According to that same Schwab poll, some 35% of Americans in that age group have used their smartphone for banking or investing activities, and most prefer to do so on their own time, particularly while at home, on vacation or during the weekend.

When it launched the app this summer, the E*Trade rival touted it was “one of the only financial services firms to provide its clients with integrated mobile deposit capabilities for both bank and brokerage accounts.”

How it Works

On the consumer’s end it’s simple. A banker downloads an app that supports this service on their phone: Chase Mobile, Schwab Mobile, USAA Mobile or E*Trade Mobile Pro, among others.

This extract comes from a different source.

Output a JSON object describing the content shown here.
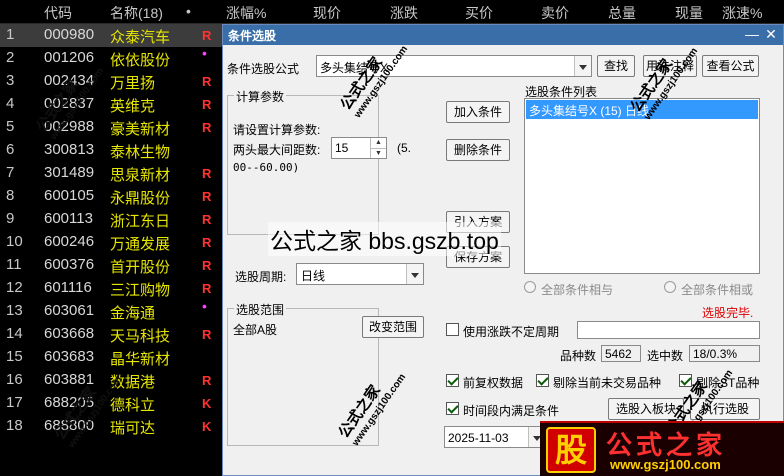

For Chase and E*Trade’s services, clients select which account they would like to deposit the funds, enter the deposit amount, take a photo of the front and back of the endorsed check, and hit “submit.”

“Within 20 seconds you’re done,” Johnson said.

The deposited checks immediately become void once accepted – and while E*Trade recommends customers retain checks for 45 days as a record, they technically can be destroyed once the transaction goes through.

The system works similar to something called electronic check conversion, which is a term used to describe a process in which a check is simply used as a source of information, rather than the actual form of payment, according to the Federal Reserve.

When a customer snaps a photo of a check, the system reads the check number, account number, and the number that identifies the financial institution. The information is used to make a one-time electronic payment from an account, which is called an electronic fund transfer, the Fed Reserve says.

While the entire process may only take a few seconds from the customer’s point of view, the deposits are still subject to standard hold times, just like a regular check.

For E*Trade, if the deposit was made to a bank account, the first $200 would be made available for withdrawal immediately, then the next $4,800 would be available on the second day, with the remaining funds appearing on the fifth business day.

For brokerage deposits, the funds will be available for investing on the fifth business day after posting to the account.